Aussi peut-être parce
que la traque de Mengele se fait en partie après sa mort, comme une chasse au
fantôme ?
Oui, il est mort,
personne ne le sait et c’est à ce moment-là qu’on se met véritablement à le
chercher. C’est proprement hallucinant dans cette trajectoire. Avec une morale
de l’histoire étonnante, quand les derniers os de Mengele sont confiés à la
science.
N’avez-vous pas
éprouvé, à certains moments, du dégoût pour le personnage, et une envie de vous
en détourner ?
Il y a eu trois
phases. Jusqu’à présent, je m’étais intéressé aux victimes, à des héros
positifs. Mais, en écrivant le scénario de Fritz Bauer, un héros allemand, j’ai beaucoup lu sur l’Argentine des
années 50, je suis à plusieurs reprises tombé sur Mengele. Je savais comme tout
le monde qu’il n’avait pas été arrêté et je me suis demandé ce qu’avait été sa
vie, sur laquelle beaucoup d’histoires avaient circulé. C’était plutôt
excitant. Ensuite, j’ai tourné autour. Quand il a fallu monter sur le ring, ça
a été terrible ! J’ai eu l’impression de devenir la marionnette de
Mengele.
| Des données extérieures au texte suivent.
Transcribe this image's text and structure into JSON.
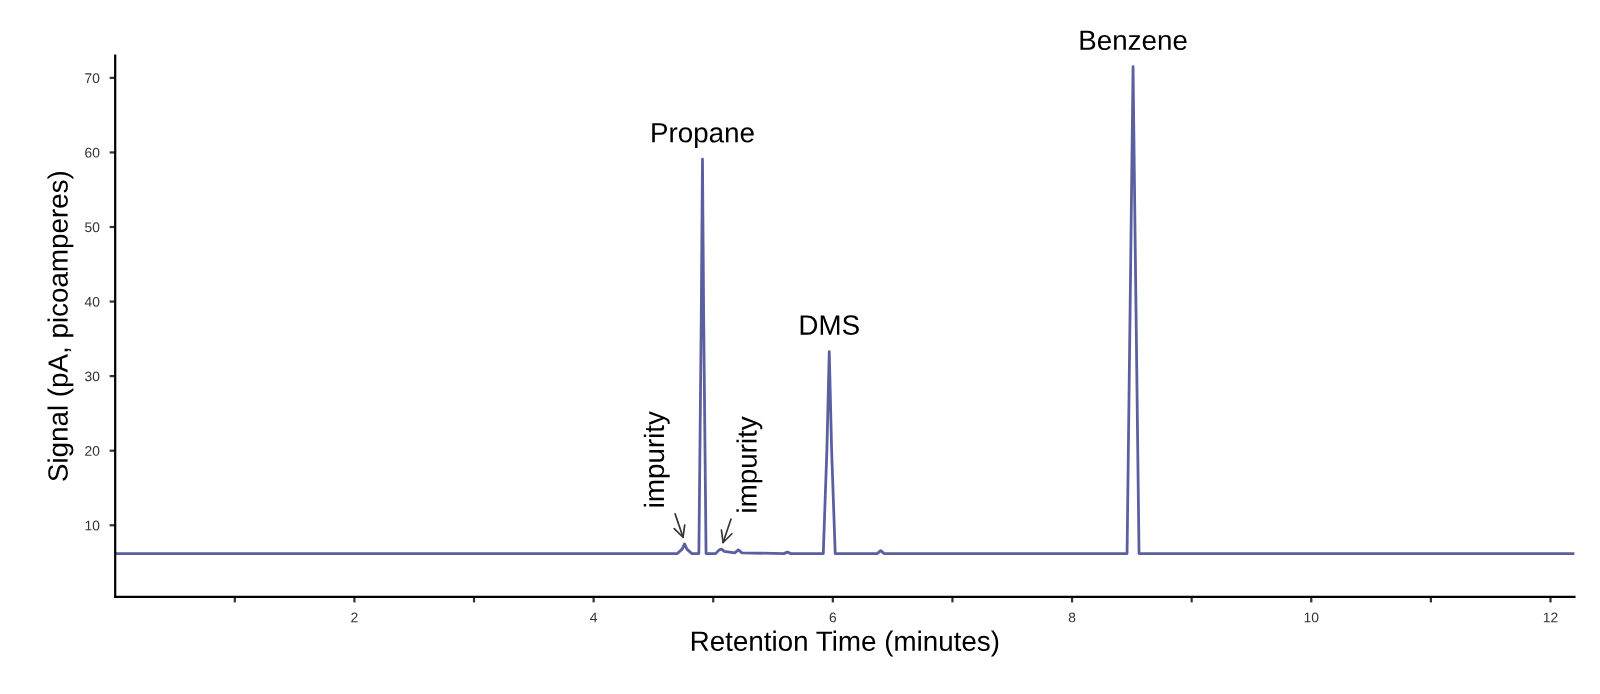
{
  "chart_data": {
    "type": "line",
    "xlabel": "Retention Time (minutes)",
    "ylabel": "Signal (pA, picoamperes)",
    "xlim": [
      0,
      12.2
    ],
    "ylim": [
      0.4,
      73
    ],
    "xticks": [
      {
        "value": 1,
        "label": null
      },
      2,
      {
        "value": 3,
        "label": null
      },
      4,
      {
        "value": 5,
        "label": null
      },
      6,
      {
        "value": 7,
        "label": null
      },
      8,
      {
        "value": 9,
        "label": null
      },
      10,
      {
        "value": 11,
        "label": null
      },
      12
    ],
    "yticks": [
      10,
      20,
      30,
      40,
      50,
      60,
      70
    ],
    "grid": false,
    "marker": "none",
    "line_style": "solid",
    "series": [
      {
        "color": "#5a5fa0",
        "x": [
          0,
          4.7,
          4.74,
          4.76,
          4.78,
          4.82,
          4.88,
          4.9,
          4.91,
          4.92,
          4.94,
          5.02,
          5.05,
          5.07,
          5.09,
          5.18,
          5.21,
          5.24,
          5.59,
          5.62,
          5.65,
          5.92,
          5.95,
          5.97,
          5.99,
          6.02,
          6.37,
          6.4,
          6.43,
          8.46,
          8.49,
          8.51,
          8.53,
          8.56,
          12.2
        ],
        "values": [
          6.2,
          6.2,
          6.8,
          7.5,
          6.8,
          6.2,
          6.2,
          38,
          59.1,
          38,
          6.2,
          6.2,
          6.7,
          6.8,
          6.5,
          6.3,
          6.7,
          6.3,
          6.2,
          6.4,
          6.2,
          6.2,
          20,
          33.3,
          20,
          6.2,
          6.2,
          6.6,
          6.2,
          6.2,
          45,
          71.5,
          45,
          6.2,
          6.2
        ]
      }
    ],
    "annotations": [
      {
        "text": "Propane",
        "x": 4.91,
        "y": 59.1
      },
      {
        "text": "DMS",
        "x": 5.97,
        "y": 33.3
      },
      {
        "text": "Benzene",
        "x": 8.51,
        "y": 71.5
      },
      {
        "text": "impurity",
        "x": 4.76,
        "y": 7.5
      },
      {
        "text": "impurity",
        "x": 5.07,
        "y": 6.8
      }
    ]
  }
}
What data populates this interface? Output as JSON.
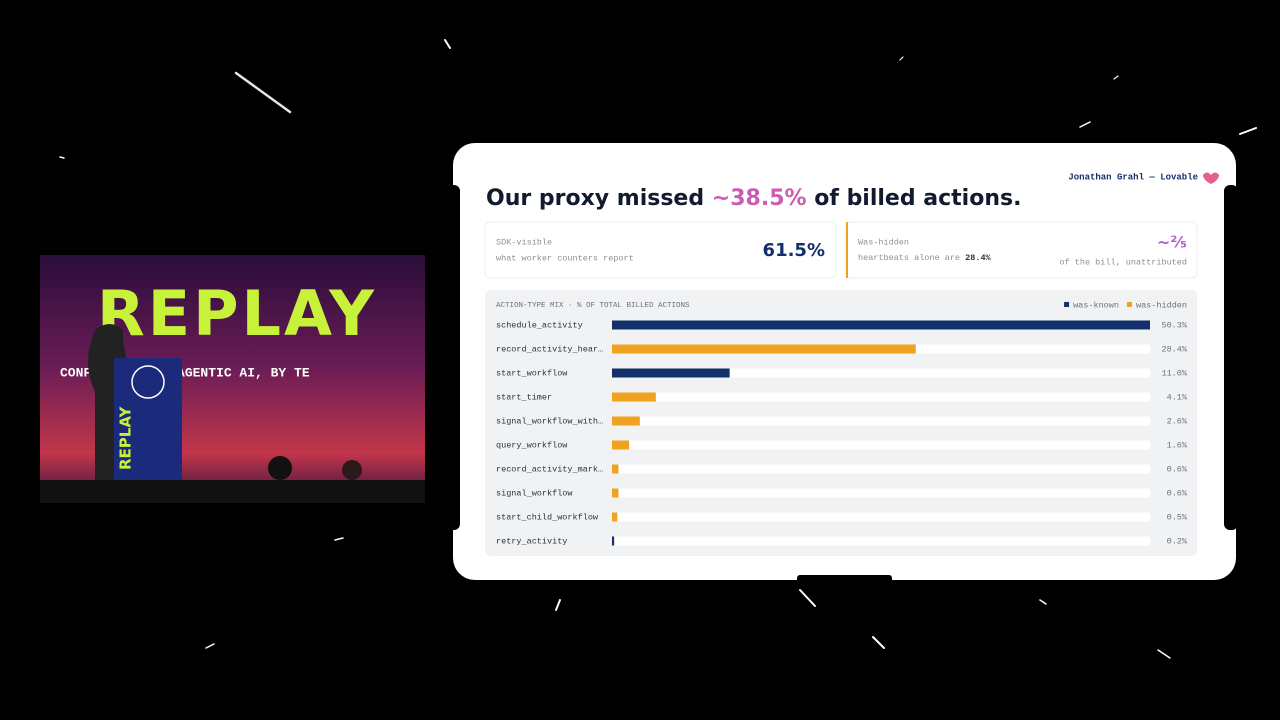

Et puis, à partir du moment où j’ai compris comment j’allais raconter
cette histoire-là, dix ans de dolce vita et vingt ans de chute abyssale, j’ai
repris le dessus sur lui.
Par ailleurs, le Renaudot essai va à Justine Augier pour De l'ardeur (Actes Sud, à la fête aujourd'hui), un document poignant sur la Syrie d'aujourd'hui et plus particulièrement sur une femme avocate, journaliste, activiste des droits de l'homme, disparue depuis presque quatre ans, Razan Zaitouneh.
Et le Renaudot poche confirme l'existence de la filière entre l'autoédition et l'édition traditionnelle, Louisiane C. Dor ayant publié d'abord Les méduses ont-elles sommeil? chez Amazon avant d'être repérée par Gallimard et d'entrer cette année dans la catalogue Folio.